Why were the lumiere brothers famous




















Thomas Edison and the Lumiere brothers contributed immensely to the modern industry, and art form, we call cinema today. Here he produced photographic plates that were proved to be quite popular at the time. Young Louis began to experiment with his father's equipment shortly after and soon invented a new technique for developing film.

This breakthrough came in when he was only 17 years old. The new technique was called "dry plate," and it proved to be very successful indeed. So much so that his father was able to open a new factory in the suburbs. The same year their father Antoine attended an exhibition in Paris. There he would see Edison's latest invention - The Edison Kinetoscope. This would prove to be a critical moment in the history of cinematography.

He, after Louis' success with the "dry plate," asks them to attempt to develop a cheaper alternative to Edison's Kinetoscope and bulky camera counterpart the Kinetograph. But Antoine went one step further. He saw the potential for the technology to be used to project a film onto a screen so that many people could view it at the same time.

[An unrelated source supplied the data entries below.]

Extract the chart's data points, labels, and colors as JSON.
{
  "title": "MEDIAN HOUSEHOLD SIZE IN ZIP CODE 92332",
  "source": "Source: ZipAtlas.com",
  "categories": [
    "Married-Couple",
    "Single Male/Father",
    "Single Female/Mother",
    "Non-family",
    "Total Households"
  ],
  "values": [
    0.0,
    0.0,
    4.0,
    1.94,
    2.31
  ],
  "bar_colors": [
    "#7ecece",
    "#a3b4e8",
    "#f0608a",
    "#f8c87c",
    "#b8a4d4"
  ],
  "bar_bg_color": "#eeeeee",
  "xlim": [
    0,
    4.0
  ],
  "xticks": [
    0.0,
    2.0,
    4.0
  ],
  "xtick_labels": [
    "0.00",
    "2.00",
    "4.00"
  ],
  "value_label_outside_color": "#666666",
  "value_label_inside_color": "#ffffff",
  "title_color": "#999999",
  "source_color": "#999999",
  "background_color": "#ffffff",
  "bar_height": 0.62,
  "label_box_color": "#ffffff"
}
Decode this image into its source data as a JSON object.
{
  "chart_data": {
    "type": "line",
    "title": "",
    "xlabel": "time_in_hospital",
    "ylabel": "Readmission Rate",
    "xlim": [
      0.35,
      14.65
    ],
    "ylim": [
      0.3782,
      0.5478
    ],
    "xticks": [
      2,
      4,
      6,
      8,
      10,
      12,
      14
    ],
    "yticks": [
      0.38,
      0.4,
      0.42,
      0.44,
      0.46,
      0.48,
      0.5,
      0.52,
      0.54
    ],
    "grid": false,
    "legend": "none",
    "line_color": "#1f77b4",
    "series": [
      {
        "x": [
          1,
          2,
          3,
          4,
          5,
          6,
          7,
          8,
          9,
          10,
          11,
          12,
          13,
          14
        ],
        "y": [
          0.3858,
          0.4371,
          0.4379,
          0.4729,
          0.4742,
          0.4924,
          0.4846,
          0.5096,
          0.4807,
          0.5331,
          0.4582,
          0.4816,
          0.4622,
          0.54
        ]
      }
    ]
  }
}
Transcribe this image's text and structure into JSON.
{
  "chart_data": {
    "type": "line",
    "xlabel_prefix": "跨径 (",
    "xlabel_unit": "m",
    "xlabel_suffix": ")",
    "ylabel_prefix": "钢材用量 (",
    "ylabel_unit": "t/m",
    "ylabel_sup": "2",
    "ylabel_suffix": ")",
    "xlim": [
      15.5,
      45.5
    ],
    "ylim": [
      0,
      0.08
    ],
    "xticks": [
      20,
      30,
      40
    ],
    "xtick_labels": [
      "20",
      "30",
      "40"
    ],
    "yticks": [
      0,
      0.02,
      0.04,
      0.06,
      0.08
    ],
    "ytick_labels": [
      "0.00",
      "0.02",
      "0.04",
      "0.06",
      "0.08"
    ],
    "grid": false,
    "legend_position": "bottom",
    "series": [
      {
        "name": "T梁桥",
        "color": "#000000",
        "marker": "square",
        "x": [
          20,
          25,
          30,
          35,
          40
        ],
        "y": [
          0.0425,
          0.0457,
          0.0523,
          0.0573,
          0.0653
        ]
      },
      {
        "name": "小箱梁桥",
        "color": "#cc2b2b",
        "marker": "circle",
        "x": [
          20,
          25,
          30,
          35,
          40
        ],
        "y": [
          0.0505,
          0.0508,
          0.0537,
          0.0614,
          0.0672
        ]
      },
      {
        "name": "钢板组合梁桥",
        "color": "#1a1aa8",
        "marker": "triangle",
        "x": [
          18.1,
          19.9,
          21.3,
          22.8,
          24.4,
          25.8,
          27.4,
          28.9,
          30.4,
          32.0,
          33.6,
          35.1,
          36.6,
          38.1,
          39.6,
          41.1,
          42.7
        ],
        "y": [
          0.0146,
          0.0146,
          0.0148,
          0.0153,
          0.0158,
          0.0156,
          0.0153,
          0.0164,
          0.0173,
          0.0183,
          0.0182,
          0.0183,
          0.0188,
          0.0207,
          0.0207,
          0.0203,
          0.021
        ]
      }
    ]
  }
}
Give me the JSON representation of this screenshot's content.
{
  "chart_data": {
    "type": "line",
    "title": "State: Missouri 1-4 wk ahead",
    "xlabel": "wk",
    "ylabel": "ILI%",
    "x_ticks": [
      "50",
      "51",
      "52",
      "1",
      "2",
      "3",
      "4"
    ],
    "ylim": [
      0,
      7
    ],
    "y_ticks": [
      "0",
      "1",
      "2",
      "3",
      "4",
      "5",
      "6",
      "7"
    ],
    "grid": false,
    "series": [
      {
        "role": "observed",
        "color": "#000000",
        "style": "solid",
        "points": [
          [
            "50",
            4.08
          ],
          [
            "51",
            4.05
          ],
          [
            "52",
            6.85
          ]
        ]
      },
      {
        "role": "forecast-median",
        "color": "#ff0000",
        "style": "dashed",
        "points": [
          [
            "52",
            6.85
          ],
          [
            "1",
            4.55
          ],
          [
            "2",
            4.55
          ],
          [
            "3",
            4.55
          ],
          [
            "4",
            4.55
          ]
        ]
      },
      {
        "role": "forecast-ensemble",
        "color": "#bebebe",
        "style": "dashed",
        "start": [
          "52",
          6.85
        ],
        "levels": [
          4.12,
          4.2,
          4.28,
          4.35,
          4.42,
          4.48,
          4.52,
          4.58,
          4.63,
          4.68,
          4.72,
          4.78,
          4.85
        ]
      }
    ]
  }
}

Edison's Kinetoscope, whilst cutting edge, was very limited in comparison to Antoine's grand vision. Louis realized that the main obstacle to their goal of projection was finding a way to automatically create a continuous movement of the film containing the images. Part of the answer to the problem was found by Louis, who suddenly was inspired while lying awake one night. He realized that the same "presser foot" mechanism that drives a sewing machine could be adapted to move small sections, or frames, of film across the lens in quick succession, allowing a short period of time for each frame to be stationary to allow for exposure.

Louis drew up the plans for a prototype camera, which was constructed by one of his technicians at the family factory. This machine, known as the Cinematograph, underwent a number of further developments that made it an extremely versatile tool.

Not only could it create the negatives of an image on film, but it could also print a positive image as well as project the results at a speed of 12 frames per second. He and Auguste then made arrangements to bring a series of short films to a public audience. The audience wasn't quite sure what to make of the new technology. Louis's creative use of the camera had led him to photograph an approaching train from a head-on perspective; some people in the audience were frightened at the image on the oncoming locomotive and in a panic tried to escape—others simply fainted.

Both Auguste and Louis created films for a while, but eventually they handed this work over to others so they could pursue other interests. Louis returned to research on color photography, developing the Autochrome process in His method, although still fairly expensive, provided a level of convenience similar to the dry plate. Autochrome achieved recognition as the best means of producing color images at that time and remained the favored means of color photography for the next 30 years.

In later years, Louis would continue his interest in visual reproduction by developing a photographic method for measuring objects in and inventing relief cinematography techniques in Auguste spent the early s investigating medical topics such as tuberculosis, cancer, and pharmacology. He joined the medical profession in as the director of a hospital radiology department.

His older brother lived to the age of 91 and died in his long-time home of Lyons, France, on April 10, This intermittent movement was designed by Louis and based on the principle of the sewing machine mechanism.

Thereafter, the public shows commenced. Each show comprised ten films and lasted about 15 minutes. There were twenty shows a day, starting at Admission was one franc. News soon spread.